Geoff wrote:Why is X raised to the 0 power = 1 and not 0 ?
Well, you know that fractional exponents are roots. So x^(1/2) (that is, x raised to the power of one half) is the square root of x, and x^(1/3) is the cubed root. So:
16^(1/2) = 4
16^(1/3) = 2.519842
16^(1/4) = 2
16^(1/5) = 1.741101
16^(1/6) = 1.587401
16^(1/10) = 1.319508
16^(1/15) = 1.203025
16^(1/25) = 1.117287
As the exponent gets smaller and smaller (closer to 0), the value of the expression approaches 1.
This makes intuitive sense. If the number y multipled by itself 25 times equals 16:
16^(1/25) = y --> y^25 = 16
then it is clear that y must be at least a little larger than one. The same is also true for all numbers z larger than 25.
16^(1/z) = y --> y^z = 16
As z increases into infinity, the exponent 1/z approaches 0, and the root y approaches 1.
So it makes sense to define 16^0 = 1.
You also know that negative exponents are the reciprocals, in other words, x^(-y) = 1/(x^y)
16^(-1) = 1/16 = 0.0625
16^(-2) = 1/16^2 = 0.003906
16^(-3) = 1/16^3 = 0.000244
16^(-4) = 1/16^4 = 0.000015
So as the exponent becomes more negative, the value of x^y approaches zero.

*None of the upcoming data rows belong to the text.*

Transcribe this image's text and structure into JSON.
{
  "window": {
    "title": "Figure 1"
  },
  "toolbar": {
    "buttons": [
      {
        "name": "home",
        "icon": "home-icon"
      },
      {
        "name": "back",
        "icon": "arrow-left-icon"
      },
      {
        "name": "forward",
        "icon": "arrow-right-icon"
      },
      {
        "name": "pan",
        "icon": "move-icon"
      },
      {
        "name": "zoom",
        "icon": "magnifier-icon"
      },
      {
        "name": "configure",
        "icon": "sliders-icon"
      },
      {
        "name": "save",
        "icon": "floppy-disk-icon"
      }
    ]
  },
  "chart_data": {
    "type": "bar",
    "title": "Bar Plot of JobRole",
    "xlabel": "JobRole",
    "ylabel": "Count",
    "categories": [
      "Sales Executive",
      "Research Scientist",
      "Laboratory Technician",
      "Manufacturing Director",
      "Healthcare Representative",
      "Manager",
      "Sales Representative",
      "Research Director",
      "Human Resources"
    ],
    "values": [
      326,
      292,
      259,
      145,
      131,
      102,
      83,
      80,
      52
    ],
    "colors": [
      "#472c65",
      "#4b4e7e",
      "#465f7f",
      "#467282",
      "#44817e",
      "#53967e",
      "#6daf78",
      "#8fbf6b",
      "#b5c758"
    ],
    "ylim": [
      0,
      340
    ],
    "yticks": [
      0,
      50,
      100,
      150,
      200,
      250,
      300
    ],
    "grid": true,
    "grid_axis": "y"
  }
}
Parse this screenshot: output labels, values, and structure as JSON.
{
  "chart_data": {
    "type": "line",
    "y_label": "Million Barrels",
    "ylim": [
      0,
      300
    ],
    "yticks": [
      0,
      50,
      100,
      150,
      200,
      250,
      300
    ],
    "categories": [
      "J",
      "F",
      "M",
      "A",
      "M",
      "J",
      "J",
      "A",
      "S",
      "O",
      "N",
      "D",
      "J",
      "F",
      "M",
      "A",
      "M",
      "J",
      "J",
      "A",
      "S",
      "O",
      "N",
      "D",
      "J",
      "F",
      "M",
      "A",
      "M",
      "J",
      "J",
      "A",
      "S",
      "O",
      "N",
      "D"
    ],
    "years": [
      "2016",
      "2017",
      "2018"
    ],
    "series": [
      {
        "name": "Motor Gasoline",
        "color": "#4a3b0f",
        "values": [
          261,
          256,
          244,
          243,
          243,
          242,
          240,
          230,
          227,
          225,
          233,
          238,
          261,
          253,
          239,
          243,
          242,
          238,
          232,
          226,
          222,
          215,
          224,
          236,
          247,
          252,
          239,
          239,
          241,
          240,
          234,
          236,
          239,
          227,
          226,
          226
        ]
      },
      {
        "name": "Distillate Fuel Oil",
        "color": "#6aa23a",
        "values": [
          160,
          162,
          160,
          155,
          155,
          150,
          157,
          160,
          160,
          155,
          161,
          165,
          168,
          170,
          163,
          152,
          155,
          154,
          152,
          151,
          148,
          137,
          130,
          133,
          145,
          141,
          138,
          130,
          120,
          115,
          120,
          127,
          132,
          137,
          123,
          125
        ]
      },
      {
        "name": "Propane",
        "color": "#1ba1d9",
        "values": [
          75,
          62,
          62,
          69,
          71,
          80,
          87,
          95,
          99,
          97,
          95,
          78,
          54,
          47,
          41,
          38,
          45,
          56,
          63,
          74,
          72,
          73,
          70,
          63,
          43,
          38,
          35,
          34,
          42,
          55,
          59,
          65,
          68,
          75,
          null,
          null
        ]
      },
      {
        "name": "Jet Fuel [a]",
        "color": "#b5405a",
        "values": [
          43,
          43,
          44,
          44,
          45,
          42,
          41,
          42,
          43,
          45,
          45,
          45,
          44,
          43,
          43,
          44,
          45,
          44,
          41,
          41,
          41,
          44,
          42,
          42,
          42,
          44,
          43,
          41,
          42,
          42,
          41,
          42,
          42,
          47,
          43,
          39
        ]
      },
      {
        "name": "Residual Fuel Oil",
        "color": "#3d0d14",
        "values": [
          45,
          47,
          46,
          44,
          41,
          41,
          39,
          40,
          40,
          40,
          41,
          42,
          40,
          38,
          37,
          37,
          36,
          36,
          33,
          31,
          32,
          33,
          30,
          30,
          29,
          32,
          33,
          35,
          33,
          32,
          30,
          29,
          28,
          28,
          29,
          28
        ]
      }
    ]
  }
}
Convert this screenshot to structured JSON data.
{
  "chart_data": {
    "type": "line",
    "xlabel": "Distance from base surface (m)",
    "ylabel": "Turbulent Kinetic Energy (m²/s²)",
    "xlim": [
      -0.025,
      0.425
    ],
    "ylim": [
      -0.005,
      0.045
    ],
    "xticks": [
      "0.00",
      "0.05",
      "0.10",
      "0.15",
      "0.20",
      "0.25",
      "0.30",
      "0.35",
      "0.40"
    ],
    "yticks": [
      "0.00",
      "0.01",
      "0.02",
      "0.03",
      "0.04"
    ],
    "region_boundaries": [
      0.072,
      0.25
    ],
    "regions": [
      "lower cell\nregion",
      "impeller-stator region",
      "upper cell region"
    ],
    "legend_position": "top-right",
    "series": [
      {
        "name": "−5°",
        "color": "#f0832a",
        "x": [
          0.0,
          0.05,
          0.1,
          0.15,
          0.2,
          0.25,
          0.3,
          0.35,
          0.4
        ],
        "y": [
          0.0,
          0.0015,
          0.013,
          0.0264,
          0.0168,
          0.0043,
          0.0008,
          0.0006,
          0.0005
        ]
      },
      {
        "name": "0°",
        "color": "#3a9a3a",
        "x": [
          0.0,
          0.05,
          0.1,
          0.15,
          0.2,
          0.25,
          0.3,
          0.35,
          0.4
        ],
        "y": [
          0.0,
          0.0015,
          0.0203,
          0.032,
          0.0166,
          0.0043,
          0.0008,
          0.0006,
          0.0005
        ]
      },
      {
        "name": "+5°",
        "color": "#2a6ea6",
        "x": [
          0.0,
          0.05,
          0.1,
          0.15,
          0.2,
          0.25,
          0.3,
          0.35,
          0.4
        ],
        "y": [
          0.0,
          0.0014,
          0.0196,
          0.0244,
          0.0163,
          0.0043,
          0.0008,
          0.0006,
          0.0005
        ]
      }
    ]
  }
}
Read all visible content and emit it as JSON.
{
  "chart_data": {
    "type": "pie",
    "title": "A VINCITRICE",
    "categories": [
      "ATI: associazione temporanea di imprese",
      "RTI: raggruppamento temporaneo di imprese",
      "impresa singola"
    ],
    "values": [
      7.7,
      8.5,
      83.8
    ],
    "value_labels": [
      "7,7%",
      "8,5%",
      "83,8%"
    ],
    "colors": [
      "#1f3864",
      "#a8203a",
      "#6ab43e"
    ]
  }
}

But as the exponent approaches zero from the negative direction, the value of x^y approaches one:
16^(-1/2) = 0.25
16^(-1/3) = 0.396850
16^(-1/4) = 0.5
16^(-1/5) = 0.574349
16^(-1/6) = 0.629961
16^(-1/10) = 0.757858
16^(-1/15) = 0.831238
16^(-1/25) = 0.895025
And that's another good reason to define 16^0 = 1.